Written By Jimmy Hagood
Originally Published in the Rice Paper Newsletter, Spring 2012
Here are some of my thoughts from the experiences the Hagood Family had with the Carolina Gold Rice Foundation, Charleston Gold Rice, and working with David Shields, Glenn Roberts, and Merle Shepard.
We began speaking with Glenn in March 2008. I have known Glenn for the past 10 years, through the Southern Foodways Alliance and Carolina Gold Rice Foundation. He has always been so encouraging and helpful by assisting our family with the various aspects of planting, harvesting, milling, and reaching the market with a finished product. In our discussion in the early years, we were hesitant to begin the process. My father, Ben Hagood, was very concerned about committing our inland ricefields for rice harvest. Over the past 15 years we have reclaimed these historic fields for growing corn and millet and then flooding to support the wood duck and teal population. Our upper field is used as a reservoir especially in drought years. This would have been the field designated for growing CGR.

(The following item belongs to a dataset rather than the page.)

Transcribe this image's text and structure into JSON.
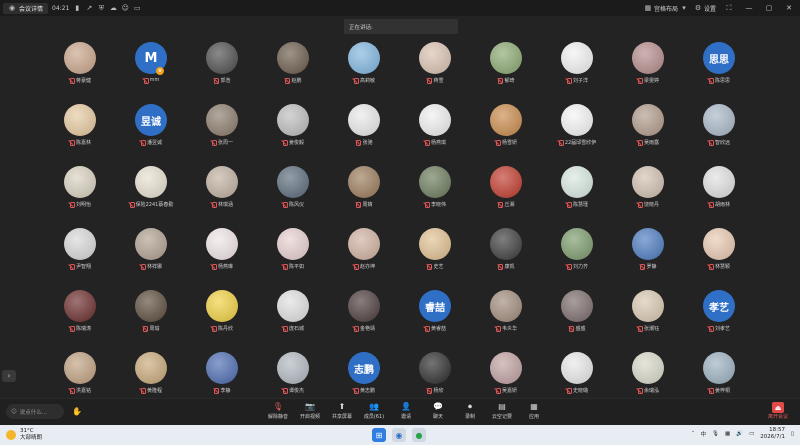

Beginning in 2011 our discussions resumed and what became apparent was the new strain, Charleston Gold Rice, would be well suited to plant in our lower field, the field that we drain each year after duck season and then plant with corn in the spring and flood in the fall. Because the Charleston Gold Rice is planted in dry conditions this seemed to be a perfect fit.
After Glenn, Merle, and David visited our farm in January 2011, we began taking the steps for planting in late spring. We received shipment of the seed in late April and by mid-May we planted 4 acres of Charleston Gold. The field is predominately peat and we are able to keep most of these 80 acres moist by maintaining water in the perimeter and center canal throughout the summer.
By late September the crop was in very good condition. We began harvest in the second week of October. We learned that the AC 72 pull combine was difficult to use in the peat and moist soil. We even spent a day harvesting by hand with six men. Once the larger combine was secured the remaining plots were harvested in one day. In the four acres we sent 8,000 pounds to Anson Mills and Campbell Cox for milling. The yield was approximately 4,500 pound. We are now marketing this crop as the 2011 Lavington Farms Charleston Gold Aromatic Rice. We have distributed this product in 1-pound bags to most grocery stores in the Lowcountry. We have also sold in bulk to several local restaurants.
See the attached product label that we developed with Clay Rice, the grandson of Carew rice. This family have been silhouette artists in Charleston for three generations.
We are excited about continuing our relationship with the Carolina Gold Rice Foundation, Anson Mills, and others to produce the 2012 Charleston Gold crop. We have learned a tremendous amount in the past 12 months and look forward to farming this year’s crop. Thank you to all that has made this possible for the Hagood Family and Lavington Farms.